Je n'aimais pas Les Colocs. Ce n'est pas que je n'étais pas fan. Je ne les aimais pas. Je trouvais leur musique de fêtards racoleuse, déphasée avec son époque, facile et sans conséquences.

Je n'aimais pas Dédé Fortin. Je n'aimais pas sa gouaille, sa désinvolture affichée, sa manière d'avoir l'air au-dessus de toute chose et de toute personne. Je ne l'aimais déjà pas quand je l'ai vu au gala de l'ADISQ, triomphant, envoyer un «french» au Québec tout entier. J'en veux pas de ton french.

Je ne comprenais pas l'engouement que son party band suscitait chez des amis, à l'université. Julie, dont la radio avait abusé, était devenue un vers d'oreille insupportable. J'avais trouvé présomptueux ce lancement d'Atrocetomique au Medley, le soir du référendum. On ne donne pas rendez-vous à l'Histoire.

Puis il y a eu Dehors novembre. L'album de l'émancipation, musicale et poétique. Cette chanson-titre, hypnotique, déchirante, magnifique, avec son intro à la The End des Doors. La fin. Celle de l'harmoniciste Patrick Esposito di Napoli, arrivé au bout de son Séropositif Boogie, chantée avec une tendresse solennelle par un Dédé Fortin en état de grâce. «J'attends un peu. J'suis pas pressé. J'attends la mort.»

La poésie d'André Fortin, à laquelle j'étais resté insensible, à laquelle je ne m'étais jamais intéressé, s'est éclairée d'un coup. Le spleen sous-jacent à la critique sociale, la joie authentique de l'engagement, le folklore qui s'ouvre sur le monde.

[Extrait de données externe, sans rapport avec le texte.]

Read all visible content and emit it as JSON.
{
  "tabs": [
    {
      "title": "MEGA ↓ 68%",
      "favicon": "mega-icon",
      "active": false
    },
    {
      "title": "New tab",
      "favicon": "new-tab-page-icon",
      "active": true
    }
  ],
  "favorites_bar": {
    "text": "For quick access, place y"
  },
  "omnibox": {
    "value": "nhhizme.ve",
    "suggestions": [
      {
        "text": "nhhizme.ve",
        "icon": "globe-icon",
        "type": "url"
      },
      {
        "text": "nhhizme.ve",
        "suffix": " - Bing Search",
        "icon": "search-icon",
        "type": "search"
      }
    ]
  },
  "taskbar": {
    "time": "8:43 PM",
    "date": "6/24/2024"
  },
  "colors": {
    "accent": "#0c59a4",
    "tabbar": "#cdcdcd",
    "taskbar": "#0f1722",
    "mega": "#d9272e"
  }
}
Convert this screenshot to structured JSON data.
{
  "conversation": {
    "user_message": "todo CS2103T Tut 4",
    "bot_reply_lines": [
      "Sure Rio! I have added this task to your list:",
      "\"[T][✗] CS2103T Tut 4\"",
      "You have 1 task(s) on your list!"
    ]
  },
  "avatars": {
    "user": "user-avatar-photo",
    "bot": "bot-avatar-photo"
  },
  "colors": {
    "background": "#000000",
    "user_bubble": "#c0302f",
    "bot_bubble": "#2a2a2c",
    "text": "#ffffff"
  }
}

Dédé Fortin est mort bêtement, de malheur, un jour de printemps 2000. Plusieurs, comme moi, venaient de prendre toute la mesure de son talent. Plusieurs, comme moi, songent aujourd'hui à toute cette musique, à tous ces textes, que l'on n'aura jamais la chance d'entendre. «La planète tourne. 'Est pas supposée tourner sans moi.» Pas supposée, non.